Os animais, em especial as aves, vinham acolher-se na imensidão da sua protecção, para fugir ao calor, frio, ou qualquer predador, muitos faziam aqui o seu ninho.
Ali havia um equilíbrio profundo, a deusa da natureza e a princesa moura, faziam a protecção do vale, do rio, da ponte e de tudo o que tivesse vida.
Através dos tempos, continuaram as invasões, as guerras e as revoluções!
Ainda no tempo dos árabes, regressaram pouco a pouco os bárbaros, mas agora convertidos a Cristo. Aconteceram inúmeras guerras com o vizinho espanhol, guerras civis pais contra filhos e irmãos contra irmãos. Vieram as invasões francesas, queda da monarquia e implantação da república. Por fim o estado novo. Gerações e gerações nasceram e morreram.
Sobre a ponte passaram multidões através dos tempos, os quatro irmãos tudo viram, tudo ouviram, tudo sentiram…
Um dia chegou o chamado dia da liberdade. Os quatro irmãos, disseram uns para os outros. Agora é que este povo vai ser feliz, vai haver mais justiça social, todos vão ter possibilidade de estudar. Não vai haver, extremos, nem excesso de riqueza nem pessoas a passar fome. O meio ambiente vai estar protegido e os monumentos recuperados, vai ser um povo com H grande.
Mas!
O rio começou a ficar poluído, os peixes a boiar. Os campos abandonados. Os jovens a passar dizendo só asneiras faziam os plátanos corar de vergonha. Os estudantes começaram a ser doutores e engenheiros sem saberem escrever um texto ou saberem a tabuada.

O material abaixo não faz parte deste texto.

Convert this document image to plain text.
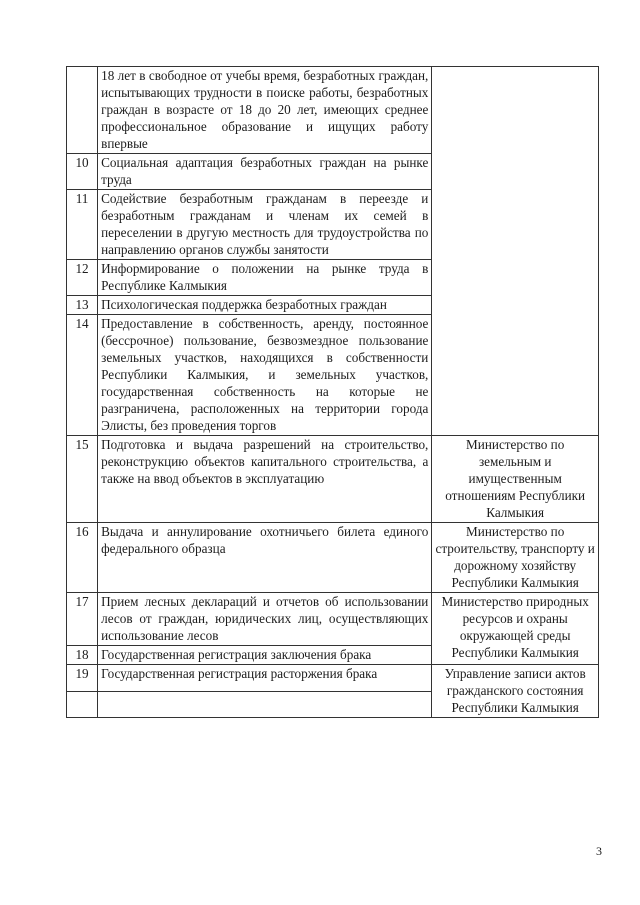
	18 лет в свободное от учебы время, безработных граждан, испытывающих трудности в поиске работы, безработных граждан в возрасте от 18 до 20 лет, имеющих среднее профессиональное образование и ищущих работу впервые	
10	Социальная адаптация безработных граждан на рынке труда	
11	Содействие безработным гражданам в переезде и безработным гражданам и членам их семей в переселении в другую местность для трудоустройства по направлению органов службы занятости	
12	Информирование о положении на рынке труда в Республике Калмыкия	
13	Психологическая поддержка безработных граждан	
14	Предоставление в собственность, аренду, постоянное (бессрочное) пользование, безвозмездное пользование земельных участков, находящихся в собственности Республики Калмыкия, и земельных участков, государственная собственность на которые не разграничена, расположенных на территории города Элисты, без проведения торгов	
15	Подготовка и выдача разрешений на строительство, реконструкцию объектов капитального строительства, а также на ввод объектов в эксплуатацию	Министерство по земельным и имущественным отношениям Республики Калмыкия
16	Выдача и аннулирование охотничьего билета единого федерального образца	Министерство по строительству, транспорту и дорожному хозяйству Республики Калмыкия
17	Прием лесных деклараций и отчетов об использовании лесов от граждан, юридических лиц, осуществляющих использование лесов	Министерство природных ресурсов и охраны окружающей среды Республики Калмыкия
18	Государственная регистрация заключения брака	
19	Государственная регистрация расторжения брака	Управление записи актов гражданского состояния Республики Калмыкия

3
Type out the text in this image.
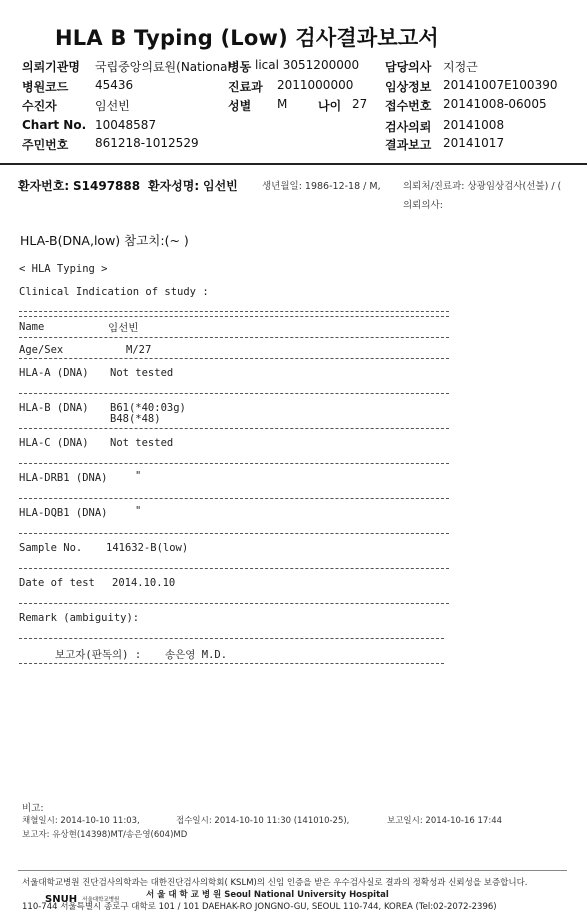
HLA B Typing (Low) 검사결과보고서
의뢰기관명 국립중앙의료원(National
병동 lical 3051200000 담당의사 지정근
병원코드 45436	진료과 2011000000	임상정보 20141007E100390
수진자	임선빈	성별 M	나이 27 접수번호 20141008-06005
Chart No. 10048587	검사의뢰 20141008
주민번호 861218-1012529	결과보고 20141017
환자번호: S1497888 환자성명: 임선빈	생년월일: 1986-12-18 / M, 의뢰처/진료과: 상광임상검사(선불) / (
의뢰의사:
HLA-B(DNA,low) 참고치:(~ )
< HLA Typing >
Clinical Indication of study :
Name	임선빈
Age/Sex	M/27
HLA-A (DNA) Not tested
HLA-B (DNA) B61(*40:03g)
B48(*48)
HLA-C (DNA) Not tested
HLA-DRB1 (DNA)	"
HLA-DQB1 (DNA)	"
Sample No. 141632-B(low)
Date of test 2014.10.10
Remark (ambiguity):
보고자(판독의) : 송은영 M.D.
비고:
채혈일시: 2014-10-10 11:03,	접수일시: 2014-10-10 11:30 (141010-25),	보고일시: 2014-10-16 17:44
보고자: 유상현(14398)MT/송은영(604)MD
서울대학교병원 진단검사의학과는 대한진단검사의학회( KSLM)의 신임 인증을 받은 우수검사실로 결과의 정확성과 신뢰성을 보증합니다.
SNUH 서울대학교병원	서 울 대 학 교 병 원 Seoul National University Hospital
110-744 서울특별시 종로구 대학로 101 / 101 DAEHAK-RO JONGNO-GU, SEOUL 110-744, KOREA (Tel:02-2072-2396)
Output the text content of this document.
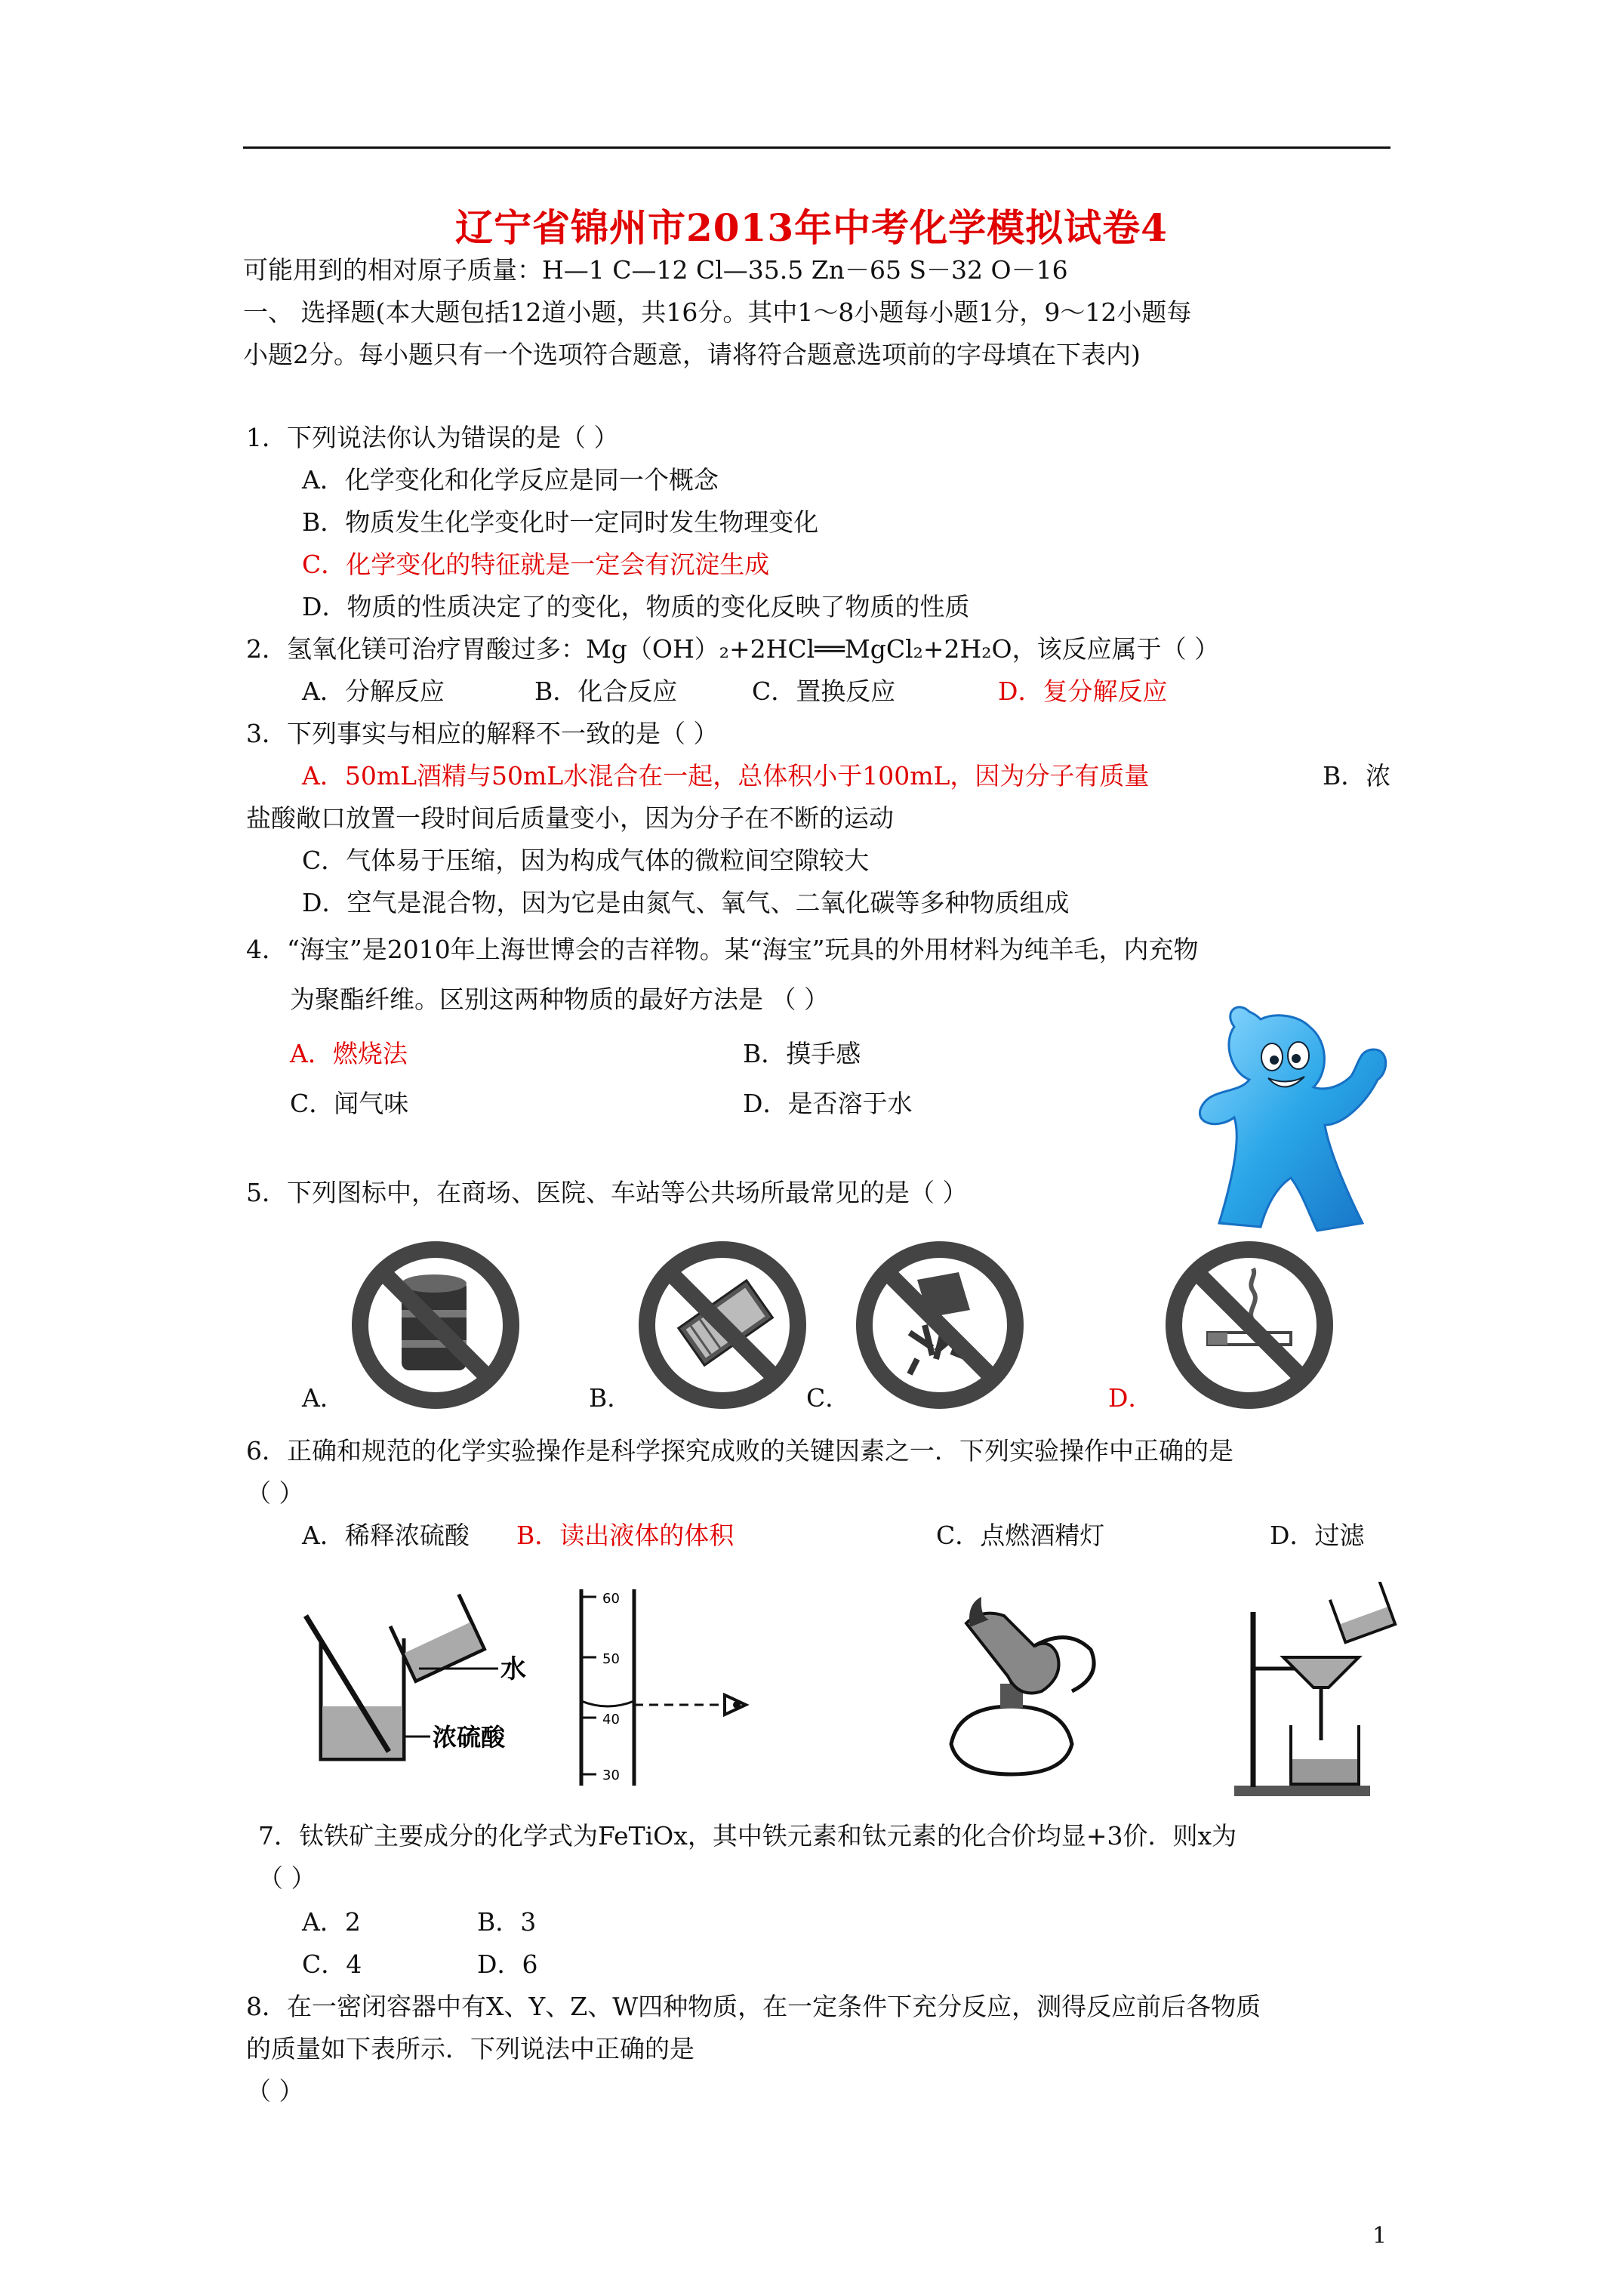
辽宁省锦州市2013年中考化学模拟试卷4
可能用到的相对原子质量：H—1 C—12 Cl—35.5 Zn－65 S－32 O－16
一、 选择题(本大题包括12道小题，共16分。其中1～8小题每小题1分，9～12小题每
小题2分。每小题只有一个选项符合题意，请将符合题意选项前的字母填在下表内)
1．下列说法你认为错误的是（ ）
A．化学变化和化学反应是同一个概念
B．物质发生化学变化时一定同时发生物理变化
C．化学变化的特征就是一定会有沉淀生成
D．物质的性质决定了的变化，物质的变化反映了物质的性质
2．氢氧化镁可治疗胃酸过多：Mg（OH）₂+2HCl══MgCl₂+2H₂O，该反应属于（ ）
A．分解反应	B．化合反应	C．置换反应	D．复分解反应
3．下列事实与相应的解释不一致的是（ ）
A．50mL酒精与50mL水混合在一起，总体积小于100mL，因为分子有质量	B．浓
盐酸敞口放置一段时间后质量变小，因为分子在不断的运动
C．气体易于压缩，因为构成气体的微粒间空隙较大
D．空气是混合物，因为它是由氮气、氧气、二氧化碳等多种物质组成
4．“海宝”是2010年上海世博会的吉祥物。某“海宝”玩具的外用材料为纯羊毛，内充物
为聚酯纤维。区别这两种物质的最好方法是 （ ）
A．燃烧法	B．摸手感
C．闻气味	D．是否溶于水
5．下列图标中，在商场、医院、车站等公共场所最常见的是（ ）
A．	B．	C．	D．
6．正确和规范的化学实验操作是科学探究成败的关键因素之一．下列实验操作中正确的是
（ ）
A．稀释浓硫酸 B．读出液体的体积	C．点燃酒精灯	D．过滤
水
浓硫酸
60
50
40
30
7．钛铁矿主要成分的化学式为FeTiOx，其中铁元素和钛元素的化合价均显+3价．则x为
（ ）
A．2	B．3
C．4	D．6
8．在一密闭容器中有X、Y、Z、W四种物质，在一定条件下充分反应，测得反应前后各物质
的质量如下表所示．下列说法中正确的是
（ ）
1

Os quatro irmãos, a caminho dos dois mil anos, começaram a ficar tristes e desiludidos com os humanos, mal sabiam eles que o pior estava para vir.
Um dia chegaram uns senhores bem vestidos, vieram tirar medidas e mais medidas. Eram engenheiros mas as conversas acabavam todas com C. e no meio além do C. também entrava o F., a palavra Pá aparecia sempre em todas as frases. Eram os filhos da revolução.
Tempos depois apareceram as máquinas…
Dois dos irmãos, os do sul, foram assassinados, séculos de presença e de solidariedade destruídos numa manhã de grande calor. Depois foi a velha ponte romana, com quase dois mil anos de serviços ao povo. Pum!.. Pum!.. Pum!.. Por fim, toda a engenharia utilizada há tanto século ruiu sobre a batuta dos libertadores assassinos!
O vale ficou mutilado e muito mais pobre.
Levantaram-se algumas vozes, mas foram logo apelidados de reaccionários e fascistas.
No lugar da antiga ponte outra foi colocada, ferro e betão, feia, burra e sem vida.
Os dois irmãos, lá continuaram a cumprir a sua missão de tantas centenas de anos. Em baixo o rio corre poluído, passando sob a ponte que cumpre a sua missão mas sem alma e sem classe.
Quanto à princesa, devido ao desgosto, nunca mais apareceu junto aos plátanos, excepto quando lá vou em sonho nas noites de Lua Nova.
Regularmente, vou visitar os meus velhos amigos. Após um longo abraço, ouço os seus lamentos, chorando os irmãos assassinados. Tudo isto transmitido pelo sussurrar das folhas dirigidas pelo sábio maestro que é o vento.